Siamo tutti molti presi dai nostri piccoli o importanti problemi quotidiani: “ognuno a rincorrere i suoi guai”, come dice Vasco Rossi. Vediamo le immagini delle guerre in tv e distogliamo lo sguardo, oppure riflettiamo un attimo e poi cerchiamo di distrarci. Abbiamo bisogno di rilassarci e ne abbiamo il diritto. Ognuno di noi, adulti e bambini vorrebbe essere felice, trascorrere una vita, quanto piú possibile serena. E non ci sono parole, anzi sono io che non le trovo, per definire l’orrore della guerra che uccide gli innocenti, gli inermi i tanti che vorrebbero solo una caramella o il pane quotidiano e piú sorrisi e meno lacrime di dolore.

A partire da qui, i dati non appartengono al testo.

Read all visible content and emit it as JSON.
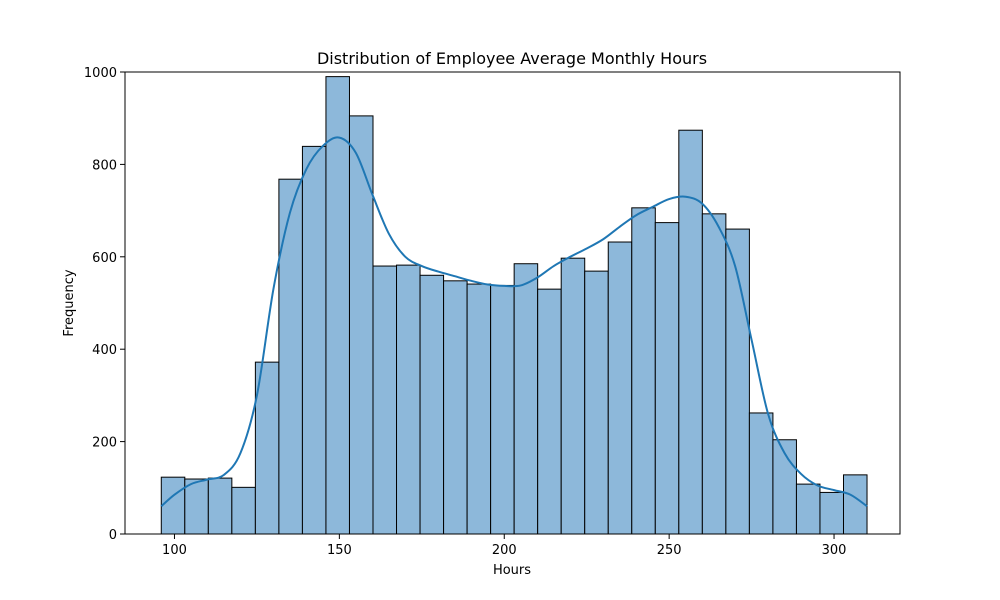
{
  "chart_data": {
    "type": "bar",
    "title": "Distribution of Employee Average Monthly Hours",
    "xlabel": "Hours",
    "ylabel": "Frequency",
    "xlim": [
      85,
      320
    ],
    "ylim": [
      0,
      1000
    ],
    "grid": false,
    "legend": "none",
    "bar_color": "#8db8da",
    "edge_color": "#000000",
    "kde_color": "#1f77b4",
    "xticks": [
      "100",
      "150",
      "200",
      "250",
      "300"
    ],
    "yticks": [
      "0",
      "200",
      "400",
      "600",
      "800",
      "1000"
    ],
    "bins": {
      "start": 96,
      "end": 310,
      "counts": [
        123,
        119,
        121,
        101,
        372,
        768,
        839,
        990,
        905,
        580,
        582,
        560,
        548,
        541,
        538,
        585,
        530,
        597,
        569,
        632,
        706,
        674,
        874,
        693,
        660,
        262,
        204,
        108,
        90,
        128
      ]
    },
    "kde": {
      "x": [
        96,
        100,
        105,
        110,
        115,
        120,
        125,
        130,
        135,
        140,
        145,
        150,
        155,
        160,
        165,
        170,
        175,
        180,
        185,
        190,
        195,
        200,
        205,
        210,
        215,
        220,
        225,
        230,
        235,
        240,
        245,
        250,
        255,
        260,
        265,
        270,
        275,
        280,
        285,
        290,
        295,
        300,
        305,
        310
      ],
      "y": [
        60,
        85,
        108,
        118,
        128,
        175,
        300,
        530,
        695,
        790,
        840,
        858,
        825,
        735,
        650,
        600,
        580,
        568,
        558,
        548,
        540,
        537,
        538,
        555,
        580,
        600,
        618,
        638,
        665,
        690,
        708,
        725,
        730,
        715,
        665,
        580,
        420,
        260,
        175,
        130,
        105,
        95,
        85,
        60
      ]
    }
  }
}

Scrivere un racconto come “Io volevo solo essere un bambino”, con la sensibilità che hai saputo esprimere, non é da tutti. Mi ha commosso e aiutato a ridimensionare i pensieri che avevo per la testa.
Grazie ancora.
Ciao M. Luisa, le tue parole mi hanno colpito profondamente, e ti ringrazio. Scrivere, a volte, mi serve per non scoppiare. È l’unico modo che ho per tenere insieme quello che sento. Ma stavolta no. Questo racconto non mi ha liberato, mi ha intrappolato. Mi sento impotente. E questa cosa mi fa rabbia, tanta rabbia. Quando mi vengono gli occhi lucidi, non mi commuovo: mi incazzo. Con me stesso. Perché so che non posso fare nulla. E non riesco ad accettarlo. E se mi distraggo, poi ci ritorno. E mi sento pure vigliacco. Speravo in un commento, lo ammetto. Per non sentirmi più così solo. E per questo ti sono grato. E ora scusami, se in tutto questo posso sembrarti patetico. È come mi sento. È solo la mia verità. E mi fa male.